The original QR (or Quick Response) code was developed in 1994 by Denso Wave to be used in the Japanese automobile manufacturing industry. These codes were born out of necessity due to the limitations that come with barcodes. The QR code opened up infinite possibilities for what information could be stored within these small squares. In 2002, QR codes began to spread in Japan after mobile phones became equipped with a code-reading feature. From there, QR codes started popping up all over, containing everything from coupon codes to links to websites.

The New Money?

Today, China has led the way in adoption of QR codes across all industries, including banking and finance. Alipay launched a QR code-based payment system in 2013 and WeChat followed a year later. India has also adopted the QR code as the new standard for digital payments in order to speed up the nation’s shift from cash to electronic payments.

In America, apps like Starbucks and Venmo already rely on QR codes as a means of bridging the gaps that exist between different virtual wallet platforms. Because Apple Pay, Samsung Pay, and Android Pay all utilize NFC technology in different ways, merchants have to be able to process payments for each of these independent platforms if they wish to be mobile-accepting at their POS system. QR codes provide a simple solution to this problem.

Risky Business

Unfortunately, the use of QR codes to solve all payment problems comes with a whole host of issues. QR codes are inherently risky. “When you scan a QR code, you have no idea where it’s going to take you. It could take you to a malicious website that might try to install a virus on your phone,” explained Matthew Green, an Assistant Professor of Computer Science at Johns Hopkins University.

The simplicity and wide-spread access that makes these codes so appealing is also what makes them problematic. In China, numerous cases of fraud have occurred in recent months, including one in Guangzhou where approximately 90 million yuan (about $14.5 million) was stolen via fraudulent QR codes.

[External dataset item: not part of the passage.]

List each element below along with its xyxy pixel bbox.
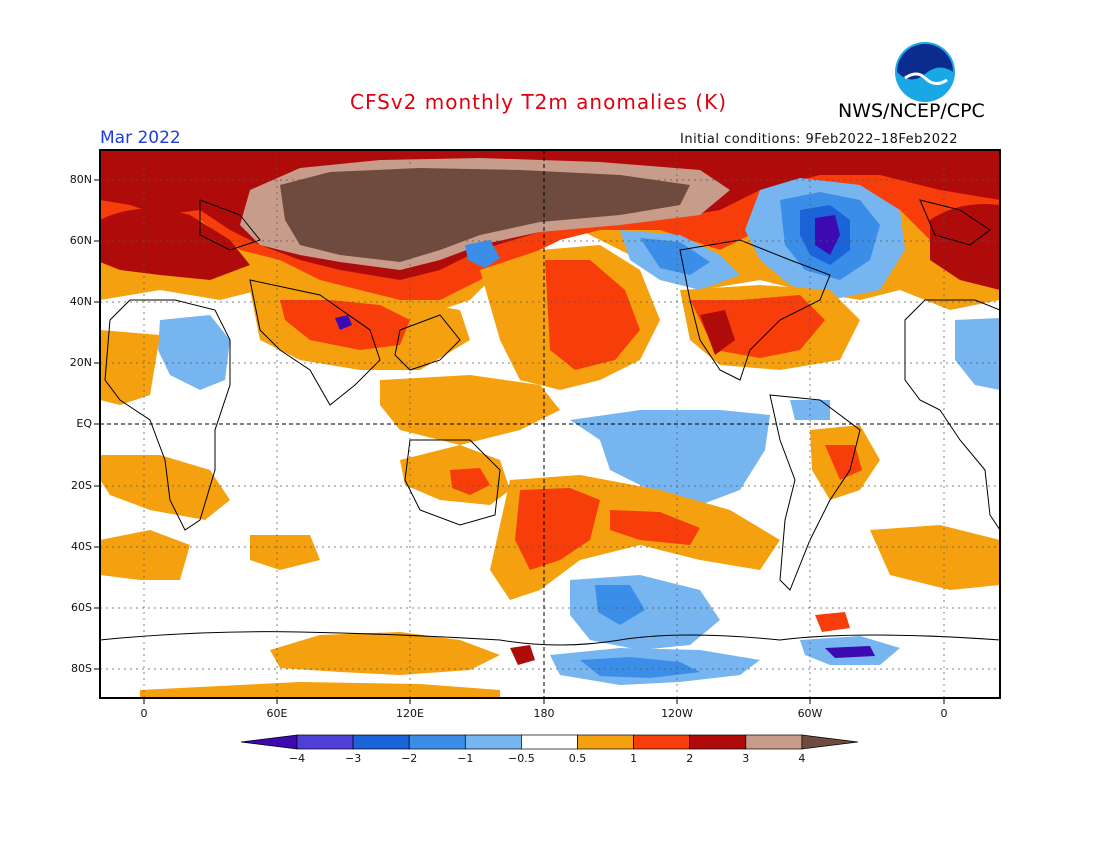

Because there is no way of knowing where a code will take you or if anything is amiss until after scanning it, users are left exposed. Pair this with the ease at which codes can be created and you have an environment ripe for rampant fraud. In March of this year, iFlytek’s Chairman, Deputy Liu Qingfeng, explained just how wide-spread this problem has become in China alone, with over 23% of Trojans and viruses being transmitted via QR codes. While QR code usage continues to spread, security measures to combat these mounting issues are becoming increasingly crucial.

The Bottom Line

The case for or against QR codes is one of weighing convenience and speed versus safety and security. The demand for faster, real-time payments continues to grow, and banks and businesses are rushing to keep up. In this haste, it’s easy to see how QR code adoption could become wide-spread. However, while these little squares could create a viable solution to issues of speed and ease of accessibility in payments, it’s worth noting the mounting evidence pointing to QR codes being more of a problem than an answer.